Le ministère de la Défense à Tel Aviv, le 29 août 2016 (Crédit :  Miriam Alster/Flash90)
Le ministère de la Défense à Tel Aviv, le 29 août 2016 (Crédit : Miriam Alster/Flash90)

Lors d’une « opération de nettoyage » importante qui s’est déroulée mardi, la police a arrêté vingt personnes – dont des membres haut-gradés de l’armée israélienne, des responsables du ministère de la Défense et des employés de deux firmes technologiques – soupçonnées d’avoir volé plus de 100 millions de shekels au ministère de la Défense.

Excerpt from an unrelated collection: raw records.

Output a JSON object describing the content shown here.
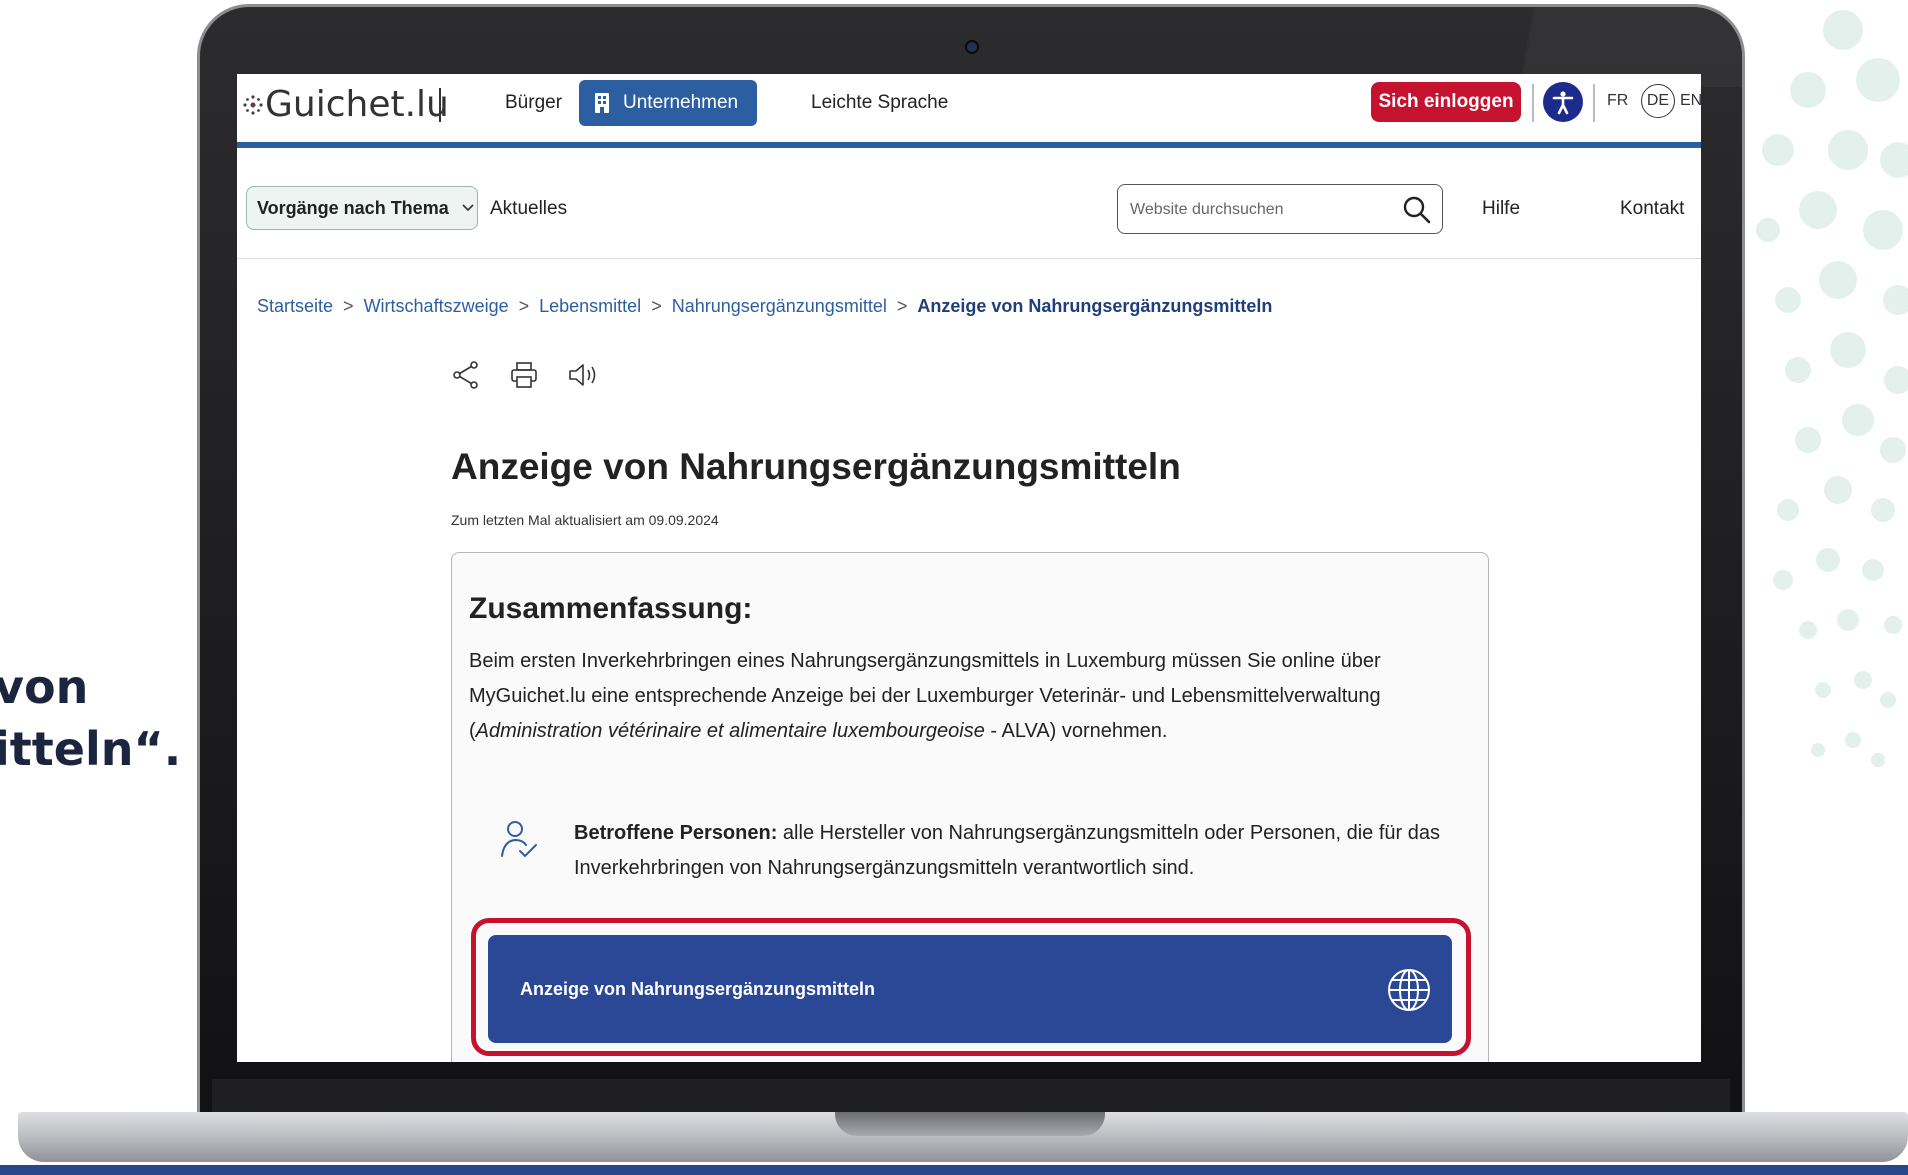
{
  "side_caption": {
    "line1": "von",
    "line2": "itteln“."
  },
  "header": {
    "logo": "Guichet.lu",
    "nav": {
      "buerger": "Bürger",
      "unternehmen": "Unternehmen",
      "leichte_sprache": "Leichte Sprache"
    },
    "login": "Sich einloggen",
    "languages": {
      "fr": "FR",
      "de": "DE",
      "en": "EN"
    }
  },
  "subnav": {
    "topics": "Vorgänge nach Thema",
    "aktuelles": "Aktuelles",
    "search_placeholder": "Website durchsuchen",
    "hilfe": "Hilfe",
    "kontakt": "Kontakt"
  },
  "breadcrumb": [
    "Startseite",
    "Wirtschaftszweige",
    "Lebensmittel",
    "Nahrungsergänzungsmittel",
    "Anzeige von Nahrungsergänzungsmitteln"
  ],
  "breadcrumb_separator": ">",
  "page": {
    "title": "Anzeige von Nahrungsergänzungsmitteln",
    "updated": "Zum letzten Mal aktualisiert am 09.09.2024"
  },
  "summary": {
    "heading": "Zusammenfassung:",
    "text_before": "Beim ersten Inverkehrbringen eines Nahrungsergänzungsmittels in Luxemburg müssen Sie online über MyGuichet.lu eine entsprechende Anzeige bei der Luxemburger Veterinär- und Lebensmittelverwaltung (",
    "text_italic": "Administration vétérinaire et alimentaire luxembourgeoise",
    "text_after": " - ALVA) vornehmen.",
    "persons_label": "Betroffene Personen:",
    "persons_text": " alle Hersteller von Nahrungsergänzungsmitteln oder Personen, die für das Inverkehrbringen von Nahrungsergänzungsmitteln verantwortlich sind.",
    "online_button": "Anzeige von Nahrungsergänzungsmitteln"
  },
  "colors": {
    "primary_blue": "#2c5ea2",
    "button_blue": "#2a4896",
    "login_red": "#c4122f",
    "highlight_red": "#c4122f",
    "a11y_navy": "#1d2b8c"
  }
}
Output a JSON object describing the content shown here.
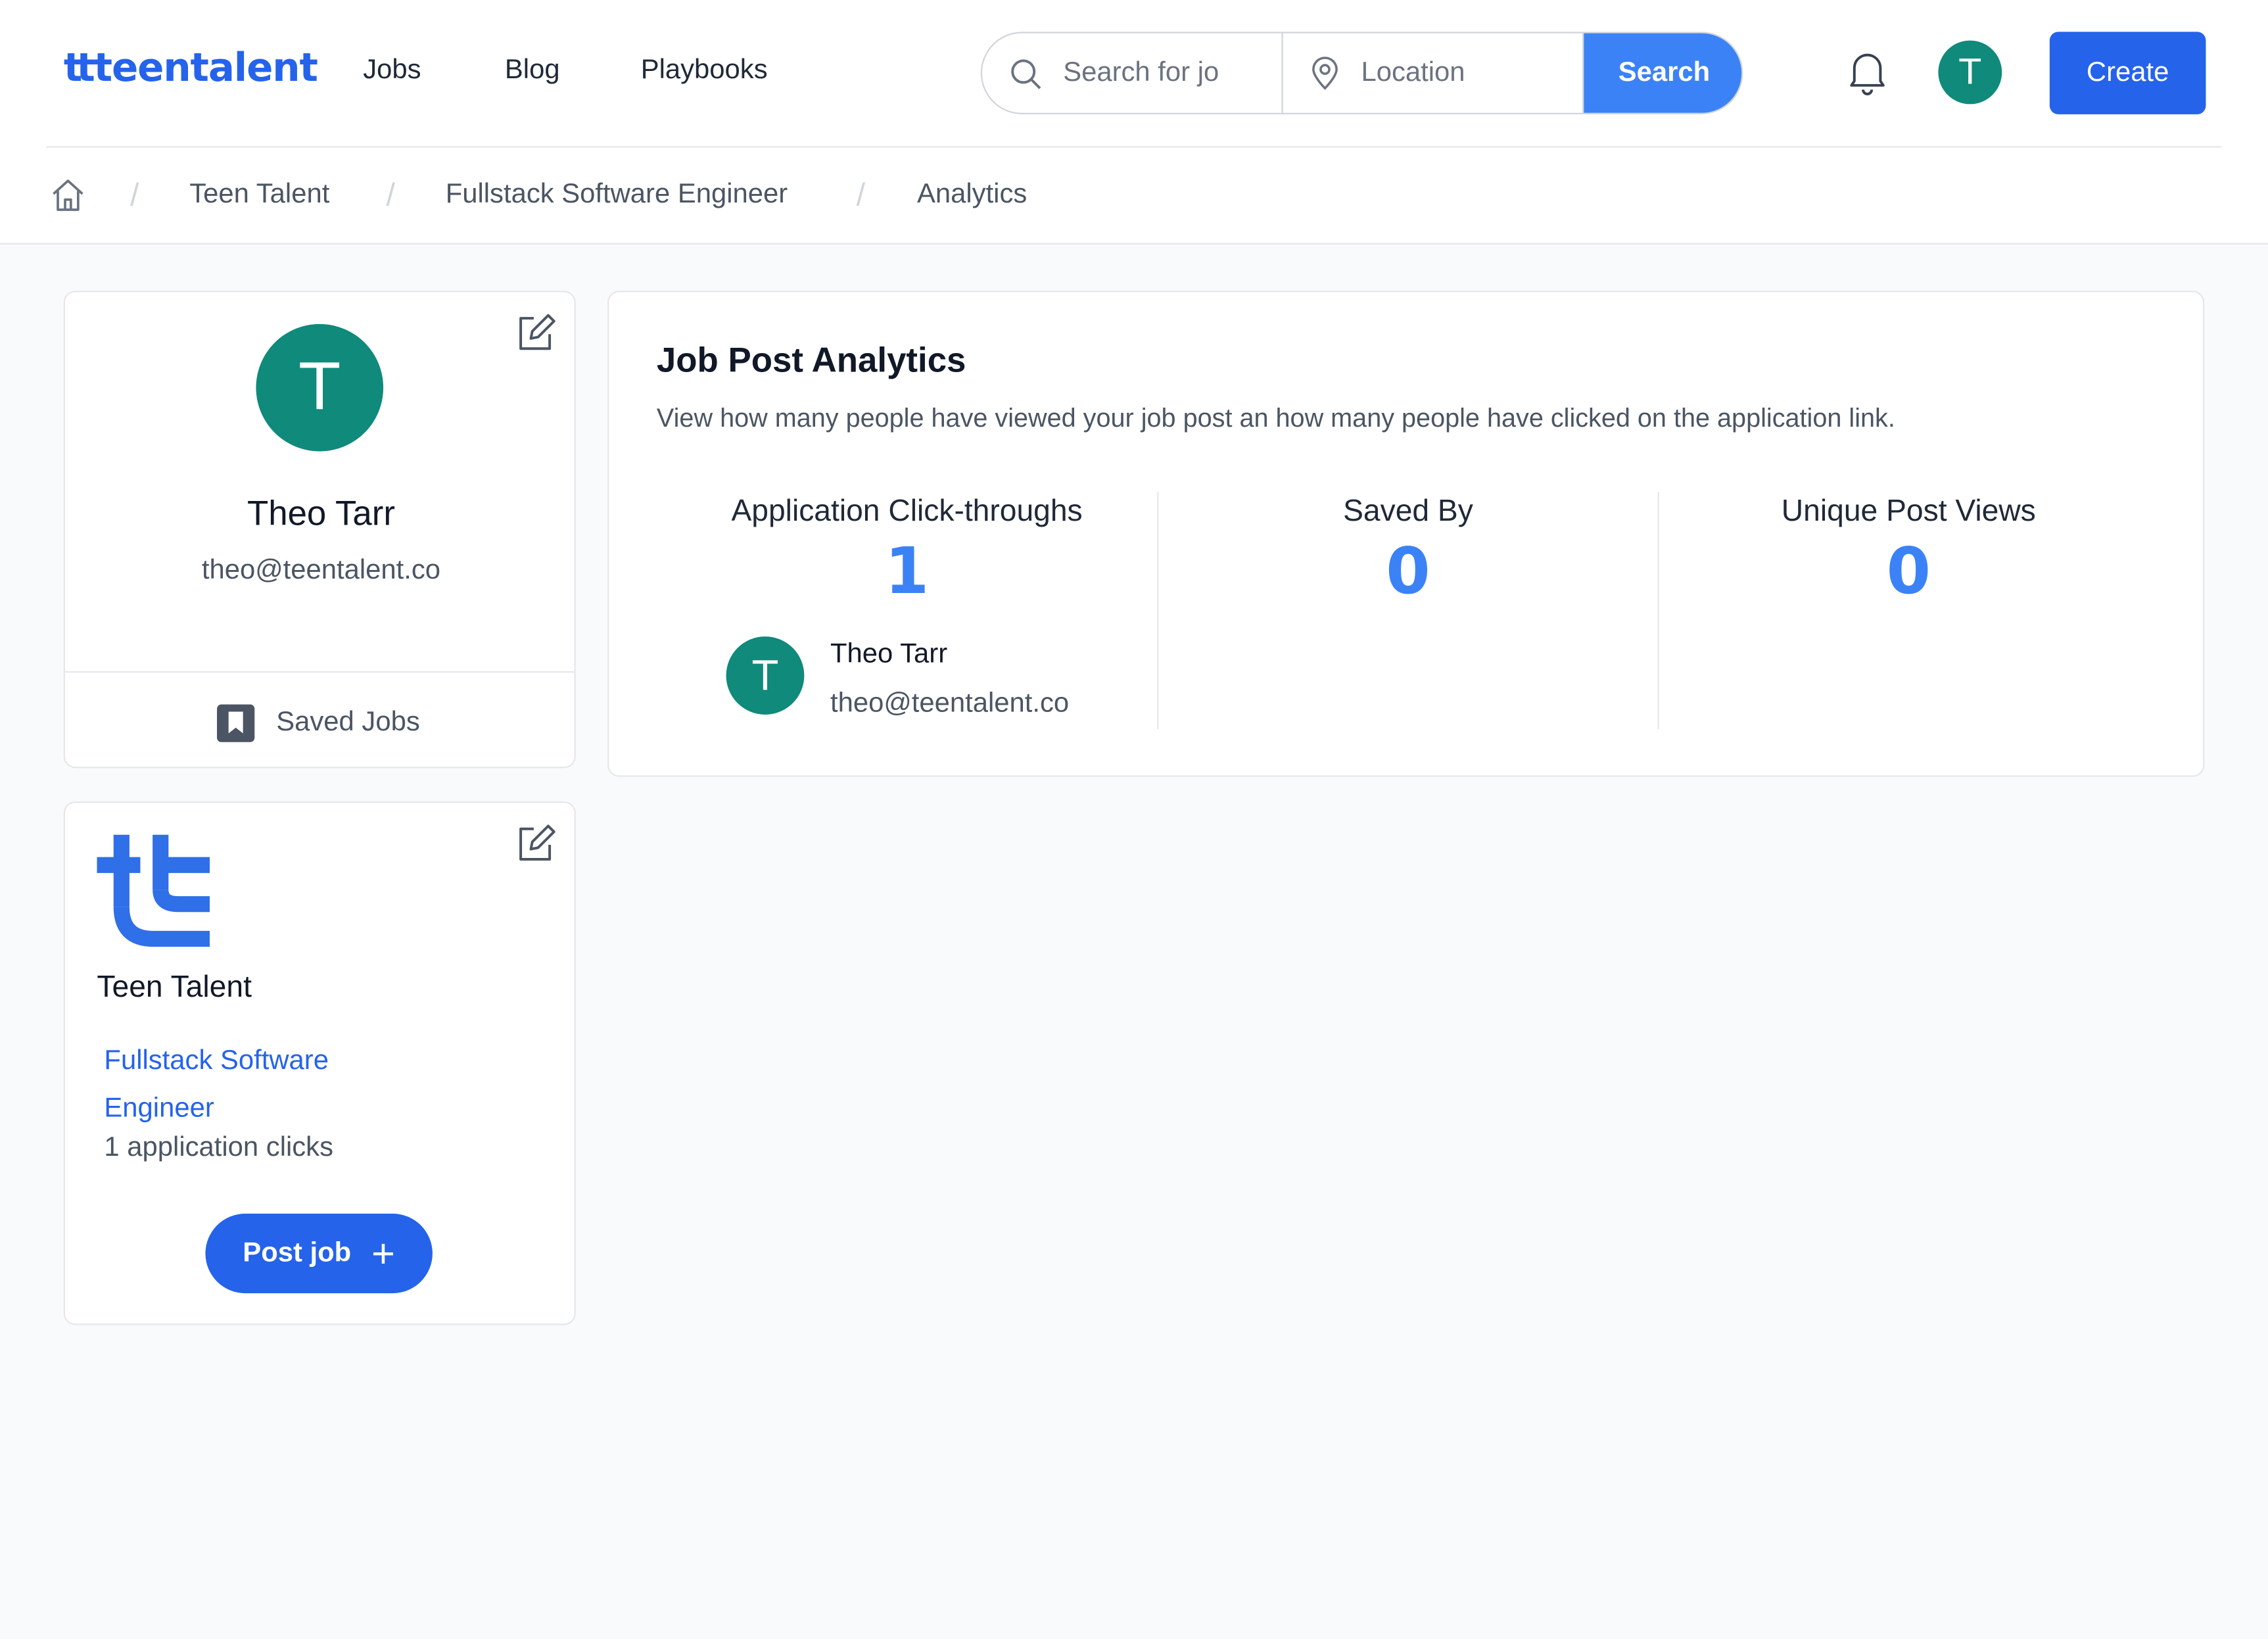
{
  "brand": {
    "logo_mark": "tt",
    "logo_text": "teentalent",
    "color": "#2563eb"
  },
  "nav": {
    "jobs": "Jobs",
    "blog": "Blog",
    "playbooks": "Playbooks"
  },
  "search": {
    "job_placeholder": "Search for jo",
    "location_placeholder": "Location",
    "button_label": "Search",
    "search_icon": "search-icon",
    "location_icon": "map-pin-icon"
  },
  "header": {
    "bell_icon": "bell-icon",
    "avatar_initial": "T",
    "create_label": "Create"
  },
  "breadcrumb": {
    "home_icon": "home-icon",
    "items": [
      "Teen Talent",
      "Fullstack Software Engineer",
      "Analytics"
    ],
    "separator": "/"
  },
  "profile": {
    "initial": "T",
    "name": "Theo Tarr",
    "email": "theo@teentalent.co",
    "saved_jobs_label": "Saved Jobs",
    "saved_icon": "bookmark-icon",
    "edit_icon": "pencil-square-icon"
  },
  "company": {
    "name": "Teen Talent",
    "job_title": "Fullstack Software Engineer",
    "clicks_text": "1 application clicks",
    "post_job_label": "Post job",
    "post_job_icon": "+"
  },
  "analytics": {
    "title": "Job Post Analytics",
    "description": "View how many people have viewed your job post an how many people have clicked on the application link.",
    "stats": [
      {
        "label": "Application Click-throughs",
        "value": "1"
      },
      {
        "label": "Saved By",
        "value": "0"
      },
      {
        "label": "Unique Post Views",
        "value": "0"
      }
    ],
    "clickers": [
      {
        "initial": "T",
        "name": "Theo Tarr",
        "email": "theo@teentalent.co"
      }
    ]
  },
  "colors": {
    "primary": "#2563eb",
    "accent": "#3b82f6",
    "avatar": "#0f8a7b",
    "background": "#f9fafb"
  }
}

Les suspects seraient à la tête d’une fraude consistant à facturer au ministère de la Défense un travail de télécommunication militaire onéreux qui, selon les enquêteurs, n’a jamais été mené à bien, ou seulement partiellement.

Les deux entreprises dont les employés seraient liés à cette escroquerie sont Giltech et Uricom, toutes les deux spécialisées dans les réseaux de télécommunications.

Ces arrestations sont survenues à l’issue d’une longue enquête sous couverture menée par l’unité des crimes majeurs de la police israélienne.

Peu de détails ont été rendus publics mardi. Les identités et les rangs des personnalités arrêtées, ainsi que des informations spécifiques sur l’escroquerie présumée, n’ont pas été dévoilés.

Au mois d’octobre, la police a placé en détention plus de douze personnes, dont six soldats de carrière, qui étaient soupçonnés d’avoir pris part à une fraude liée à l’armée israélienne. Les civils soupçonnés dans ce dossier étaient les employés d’une entreprise fournissant des services sur les bases militaires. Ils auraient détourné des « sommes énormes » en facturant à l’armée un travail qui n’a jamais été totalement terminé, a dit la police.

Dans cette affaire, le personnel de l’armée israélienne — le lieutenant colonel, quatre majors et un officier non-commissionné haut gradé – ont été soupçonnés d’avoir fermé les yeux en échange de pots-de-vin.